L’ONU rend les États juridiquement responsables de leurs échecs climatiques

L’ONU rend les États juridiquement responsables de leurs échecs climatiques

22 mai 2026 0 Par La rédaction

L’Assemblée générale des Nations unies a adopté un texte renforçant les obligations légales des États en matière de lutte contre le changement climatique, en dépit de l’opposition de plusieurs grands pays producteurs d’hydrocarbures.

Transformer les engagements climatiques en obligations juridiques opposables. Telle est la principale portée de la résolution adoptée mercredi 20 mai par l’Assemblée générale des Nations unies.

Le texte, approuvé par 141 voix contre 8, avec 28 abstentions, s’appuie sur l’avis consultatif de la Cour internationale de justice (CIJ), rendu en juillet 2005 après une saisine de l’Assemblée générale à l’initiative de petits États insulaires, dont le Vanuatu, archipel du Pacifique particulièrement exposé aux effets du changement climatique.

La CIJ avait alors affirmé à l’unanimité que les États sont tenus, au titre du droit coutumier, de prévenir tout dommage significatif à l’environnement et au système climatique, et de veiller à ce que leurs actions comme leurs omissions ne portent pas atteinte à d’autres pays.

Elle souligne également que la protection de l’environnement constitue une condition essentielle à la jouissance des droits humains. Surtout, l’inaction d’un État — notamment en matière de régulation des énergies fossiles, d’octroi de permis d’exploration ou de politiques de subvention — est susceptible d’engager sa responsabilité internationale, selon la Cour.

Des conséquences juridiques et financières

La résolution appelle ainsi les pays à respecter les engagements pris dans le cadre de l’Accord de Paris, en particulier la limitation du réchauffement à 1,5 °C par rapport aux niveaux préindustriels.

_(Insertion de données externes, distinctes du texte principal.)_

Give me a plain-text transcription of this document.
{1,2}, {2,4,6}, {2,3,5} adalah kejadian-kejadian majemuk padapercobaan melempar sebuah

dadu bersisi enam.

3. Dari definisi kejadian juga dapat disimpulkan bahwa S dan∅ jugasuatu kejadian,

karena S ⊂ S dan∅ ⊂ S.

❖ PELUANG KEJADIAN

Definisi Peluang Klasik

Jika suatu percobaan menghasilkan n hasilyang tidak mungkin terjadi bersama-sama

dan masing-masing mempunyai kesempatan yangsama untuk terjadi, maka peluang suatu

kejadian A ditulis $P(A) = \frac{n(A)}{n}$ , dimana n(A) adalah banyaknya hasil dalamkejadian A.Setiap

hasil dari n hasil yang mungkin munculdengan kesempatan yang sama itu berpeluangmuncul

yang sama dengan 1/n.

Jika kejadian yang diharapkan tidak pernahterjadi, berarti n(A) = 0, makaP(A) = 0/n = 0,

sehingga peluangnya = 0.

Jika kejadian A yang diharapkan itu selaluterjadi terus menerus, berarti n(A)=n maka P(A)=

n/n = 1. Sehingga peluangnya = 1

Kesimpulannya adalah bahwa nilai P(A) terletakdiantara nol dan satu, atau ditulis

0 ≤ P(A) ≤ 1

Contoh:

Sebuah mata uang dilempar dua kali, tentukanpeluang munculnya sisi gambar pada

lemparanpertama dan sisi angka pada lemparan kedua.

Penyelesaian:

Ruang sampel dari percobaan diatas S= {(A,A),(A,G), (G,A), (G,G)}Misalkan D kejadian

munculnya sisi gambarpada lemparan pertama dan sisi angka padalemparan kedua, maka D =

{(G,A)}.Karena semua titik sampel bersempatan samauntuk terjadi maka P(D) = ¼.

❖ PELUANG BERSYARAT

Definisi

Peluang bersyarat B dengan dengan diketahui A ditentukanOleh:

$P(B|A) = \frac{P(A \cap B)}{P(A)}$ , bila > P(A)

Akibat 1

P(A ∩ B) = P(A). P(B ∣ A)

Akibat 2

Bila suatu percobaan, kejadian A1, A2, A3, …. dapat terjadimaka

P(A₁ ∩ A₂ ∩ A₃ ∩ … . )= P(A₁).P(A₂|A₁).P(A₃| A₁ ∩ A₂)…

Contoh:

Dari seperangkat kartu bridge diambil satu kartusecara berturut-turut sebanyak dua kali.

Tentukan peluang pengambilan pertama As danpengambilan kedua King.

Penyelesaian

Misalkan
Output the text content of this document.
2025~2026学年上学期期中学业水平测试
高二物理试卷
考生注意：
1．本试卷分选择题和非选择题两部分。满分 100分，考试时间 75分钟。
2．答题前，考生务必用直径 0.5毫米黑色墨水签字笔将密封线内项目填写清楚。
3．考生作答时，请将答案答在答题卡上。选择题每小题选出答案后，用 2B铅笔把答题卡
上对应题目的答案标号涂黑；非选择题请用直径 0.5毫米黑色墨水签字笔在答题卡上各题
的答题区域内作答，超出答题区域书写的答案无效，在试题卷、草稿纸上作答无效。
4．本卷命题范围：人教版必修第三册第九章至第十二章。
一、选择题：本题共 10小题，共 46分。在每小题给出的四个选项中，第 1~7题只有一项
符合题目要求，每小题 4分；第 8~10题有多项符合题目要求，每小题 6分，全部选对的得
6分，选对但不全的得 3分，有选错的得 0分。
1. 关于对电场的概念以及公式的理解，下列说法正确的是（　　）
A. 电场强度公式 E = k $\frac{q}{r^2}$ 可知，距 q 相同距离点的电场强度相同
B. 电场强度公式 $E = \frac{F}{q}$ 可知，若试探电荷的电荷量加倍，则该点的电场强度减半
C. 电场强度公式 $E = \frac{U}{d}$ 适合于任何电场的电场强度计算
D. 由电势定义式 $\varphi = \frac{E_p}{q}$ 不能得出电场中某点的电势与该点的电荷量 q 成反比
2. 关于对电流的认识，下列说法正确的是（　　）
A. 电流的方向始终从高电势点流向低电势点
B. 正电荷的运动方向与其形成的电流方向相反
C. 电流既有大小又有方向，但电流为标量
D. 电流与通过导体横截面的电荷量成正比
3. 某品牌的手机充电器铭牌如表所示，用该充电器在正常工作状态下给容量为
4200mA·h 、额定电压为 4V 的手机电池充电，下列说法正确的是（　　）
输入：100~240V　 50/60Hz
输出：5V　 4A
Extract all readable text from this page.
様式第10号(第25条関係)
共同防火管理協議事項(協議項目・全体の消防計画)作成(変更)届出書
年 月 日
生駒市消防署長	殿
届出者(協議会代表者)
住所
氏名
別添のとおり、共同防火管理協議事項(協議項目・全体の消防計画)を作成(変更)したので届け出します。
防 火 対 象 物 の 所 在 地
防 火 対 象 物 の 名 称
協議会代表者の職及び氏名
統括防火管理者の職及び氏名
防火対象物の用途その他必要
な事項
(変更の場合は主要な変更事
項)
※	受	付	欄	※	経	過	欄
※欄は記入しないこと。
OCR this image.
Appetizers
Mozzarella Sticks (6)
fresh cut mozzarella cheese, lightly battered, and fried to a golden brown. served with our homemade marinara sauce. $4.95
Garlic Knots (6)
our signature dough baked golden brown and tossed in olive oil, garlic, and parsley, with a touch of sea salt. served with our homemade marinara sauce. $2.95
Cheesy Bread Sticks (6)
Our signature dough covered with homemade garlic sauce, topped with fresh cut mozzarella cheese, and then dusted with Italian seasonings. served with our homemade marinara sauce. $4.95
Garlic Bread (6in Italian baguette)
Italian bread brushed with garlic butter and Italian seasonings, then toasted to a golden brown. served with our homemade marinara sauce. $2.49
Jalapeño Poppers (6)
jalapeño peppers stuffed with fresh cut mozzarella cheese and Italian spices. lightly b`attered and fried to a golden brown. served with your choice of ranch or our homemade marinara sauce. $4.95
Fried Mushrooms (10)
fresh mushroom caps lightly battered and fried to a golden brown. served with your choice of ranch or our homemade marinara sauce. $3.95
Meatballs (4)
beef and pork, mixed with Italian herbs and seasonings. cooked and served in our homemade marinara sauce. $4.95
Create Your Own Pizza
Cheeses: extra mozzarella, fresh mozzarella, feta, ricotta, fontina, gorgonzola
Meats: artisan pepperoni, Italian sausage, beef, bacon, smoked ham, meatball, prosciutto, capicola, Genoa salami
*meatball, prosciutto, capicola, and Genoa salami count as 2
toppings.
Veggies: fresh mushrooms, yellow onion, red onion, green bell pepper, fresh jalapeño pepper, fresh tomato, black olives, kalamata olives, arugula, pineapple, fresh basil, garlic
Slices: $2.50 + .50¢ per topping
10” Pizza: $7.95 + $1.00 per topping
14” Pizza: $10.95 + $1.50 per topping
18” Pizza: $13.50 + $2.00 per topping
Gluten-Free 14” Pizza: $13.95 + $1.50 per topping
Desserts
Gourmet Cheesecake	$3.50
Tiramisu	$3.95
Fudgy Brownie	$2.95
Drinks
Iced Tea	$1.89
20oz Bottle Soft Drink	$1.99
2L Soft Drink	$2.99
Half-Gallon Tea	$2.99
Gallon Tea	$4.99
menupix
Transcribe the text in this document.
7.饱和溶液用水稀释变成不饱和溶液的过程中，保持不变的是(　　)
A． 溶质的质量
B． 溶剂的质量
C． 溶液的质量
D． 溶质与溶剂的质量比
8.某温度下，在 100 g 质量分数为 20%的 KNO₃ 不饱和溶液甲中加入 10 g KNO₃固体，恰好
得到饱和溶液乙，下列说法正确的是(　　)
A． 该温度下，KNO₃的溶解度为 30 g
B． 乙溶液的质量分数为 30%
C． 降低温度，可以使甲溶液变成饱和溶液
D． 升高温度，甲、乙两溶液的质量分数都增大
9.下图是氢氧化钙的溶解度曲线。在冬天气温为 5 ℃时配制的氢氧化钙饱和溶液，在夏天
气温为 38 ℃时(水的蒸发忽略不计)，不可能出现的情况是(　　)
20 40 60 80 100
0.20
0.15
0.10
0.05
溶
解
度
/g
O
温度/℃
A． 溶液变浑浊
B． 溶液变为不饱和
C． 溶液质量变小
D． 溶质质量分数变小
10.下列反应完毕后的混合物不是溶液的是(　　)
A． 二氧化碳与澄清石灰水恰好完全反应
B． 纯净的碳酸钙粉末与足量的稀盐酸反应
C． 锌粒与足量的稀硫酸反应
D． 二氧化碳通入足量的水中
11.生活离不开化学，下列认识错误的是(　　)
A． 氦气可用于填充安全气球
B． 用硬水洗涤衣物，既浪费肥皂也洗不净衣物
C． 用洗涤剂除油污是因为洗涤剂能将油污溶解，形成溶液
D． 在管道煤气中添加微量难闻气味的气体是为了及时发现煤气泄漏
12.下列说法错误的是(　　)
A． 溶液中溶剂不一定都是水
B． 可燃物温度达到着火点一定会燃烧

Même si certains scientifiques jugent cet objectif difficilement atteignable, le texte instaure un cadre inédit susceptible de sanctionner l’inaction climatique. Parmi les mesures envisagées figurent la cessation des actes illicites, l’octroi de garanties de non-répétition, ainsi que la réparation intégrale des préjudices subis par les États affectés.

Le document fournit en outre un fondement juridique renforcé aux nombreuses actions en justice engagées pour inaction climatique, y compris contre des acteurs du secteur pétrolier. Tout au long du processus onusien, les pays producteurs d’hydrocarbures ont d’ailleurs tenté d’entraver son adoption.

Un revers pour l’industrie des énergies fossiles

Plusieurs dispositions ambitieuses du projet initial ont ainsi été atténuées ou supprimées. Bien que la résolution ne soit pas juridiquement contraignante, le secrétaire général de l’ONU, António Guterres, a salué son adoption comme « une affirmation forte de la justice climatique et de la responsabilité des États ».

Pour Odo Tevi, ambassadeur du Vanuatu auprès de l’ONU, cité par Le Monde, cette résolution « revêt une importance particulière, car les dommages sont déjà visibles pour les îles et les zones côtières de basse altitude, pour les communautés confrontées à la sécheresse et à de mauvaises récoltes, ainsi que pour celles dont les moyens de subsistance et les cultures sont bouleversés par des phénomènes qu’elles n’ont pas provoqués ».

Le texte prend par ailleurs le relais des conférences climatiques (COP), aujourd’hui enlisées en raison des blocages des pays producteurs de pétrole. Contrairement à ces sommets, qui reposent sur le consensus, l’Assemblée générale permet d’avancer par un vote à la majorité.